Thuizat concorda con il collega: «Per le bottiglie blasonate è sicuramente speculazione. È stata raggiunta la soglia massima e non è affatto sano. Oggi alcuni grandi châteaux di Bordeaux hanno in cantina casse di invenduti che arrivano al soffitto, e i prezzi stanno finalmente iniziando a scendere. Qualche anno fa una famosissima azienda borgognona mi ha mandato il suo listino: più settecento per cento in un anno. Ho risposto che non avrei comprato nulla. “Nessun problema – mi ha obiettato – venderò a Singapore”. Solo che quando è arrivato il conto, i clienti di Singapore hanno mandato indietro il vino. Non era mai successo.
L’altra cosa triste è che la maggior parte dei clienti che comprano grandi bottiglie a prezzi astronomici non ha cognizione di che cosa stia comprando e di che valore qualitativo possano avere. A volte alcuni miei clienti postano sui social etichette di bottiglie pagate il giusto, vantandosi di aver fatto un grande affare. Magari pensano io mi sia sbagliato. Ma io ci tengo a fare sì che i nostri prezzi rimangano ragionevoli. Le bottiglie vanno stappate».
Guardare al futuro
Chiudiamo necessariamente guardando avanti, e dunque con le nuove generazioni. In Francia i giovani si stanno inesorabilmente allontanando dal vino.

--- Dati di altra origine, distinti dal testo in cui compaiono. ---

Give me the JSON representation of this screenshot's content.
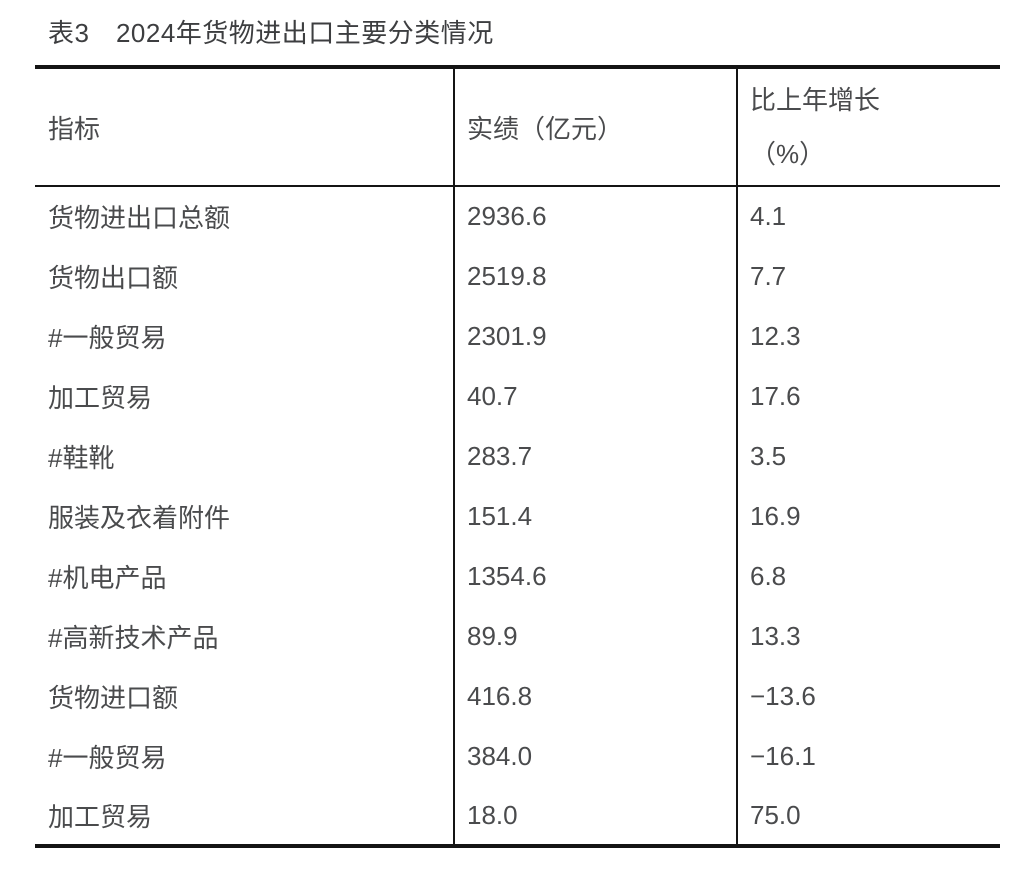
{
  "page": {
    "background": "#ffffff",
    "text_color": "#4a4b4d",
    "title_color": "#3d3e40",
    "border_color": "#141414"
  },
  "title": "表3　2024年货物进出口主要分类情况",
  "table": {
    "columns": {
      "indicator": "指标",
      "value": "实绩（亿元）",
      "growth_line1": "比上年增长",
      "growth_line2": "（%）"
    },
    "rows": [
      {
        "indicator": "货物进出口总额",
        "value": "2936.6",
        "growth": "4.1"
      },
      {
        "indicator": "货物出口额",
        "value": "2519.8",
        "growth": "7.7"
      },
      {
        "indicator": "#一般贸易",
        "value": "2301.9",
        "growth": "12.3"
      },
      {
        "indicator": "加工贸易",
        "value": "40.7",
        "growth": "17.6"
      },
      {
        "indicator": "#鞋靴",
        "value": "283.7",
        "growth": "3.5"
      },
      {
        "indicator": "服装及衣着附件",
        "value": "151.4",
        "growth": "16.9"
      },
      {
        "indicator": "#机电产品",
        "value": "1354.6",
        "growth": "6.8"
      },
      {
        "indicator": "#高新技术产品",
        "value": "89.9",
        "growth": "13.3"
      },
      {
        "indicator": "货物进口额",
        "value": "416.8",
        "growth": "−13.6"
      },
      {
        "indicator": "#一般贸易",
        "value": "384.0",
        "growth": "−16.1"
      },
      {
        "indicator": "加工贸易",
        "value": "18.0",
        "growth": "75.0"
      }
    ]
  }
}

«Credo che intervenire sia primordiale – avverte Bourguignon – ma, per farlo, la filiera dovrebbe fare degli sforzi, sia in termini di promozione sia in termini di prezzo. Voglio fare un esempio: mia figlia studia economia e commercio a Digione, in Borgogna. E nei locali scolastici riservati agli studenti trovare del vino per festeggiare non è semplice. Mentre appena fuori dalla scuola c’è un negozio che vende vodka, pastis… È uno scandalo! Certo, parte del problema è di tipo economico. Una birra costa molto meno di un bicchiere di vino. E poi il mondo del vino ha creato dei complessi: se non sei un intenditore hai paura di fare brutte figure, mentre una birra di beve in modo più rilassato…»
Thuizat rincara la dose: «Nel 2023 per la prima volta la birra è diventata la bevanda alcolica più consumata in Francia. Il vino ha spesso un’immagine vecchia e stantia per i giovani. È davvero una brutta cosa. Credo che serva più conoscenza reale, e una comunicazione più efficace. Se esistesse un “Top Chef” per i sommelier io sarei solo favorevole. Il livello di formazione delle scuole alberghiere è ancora troppo basso. Certo, poi c’è anche un problema economico: nella ricerca del rapporto qualità/prezzo i professionisti del settore possono e devono fare di meglio».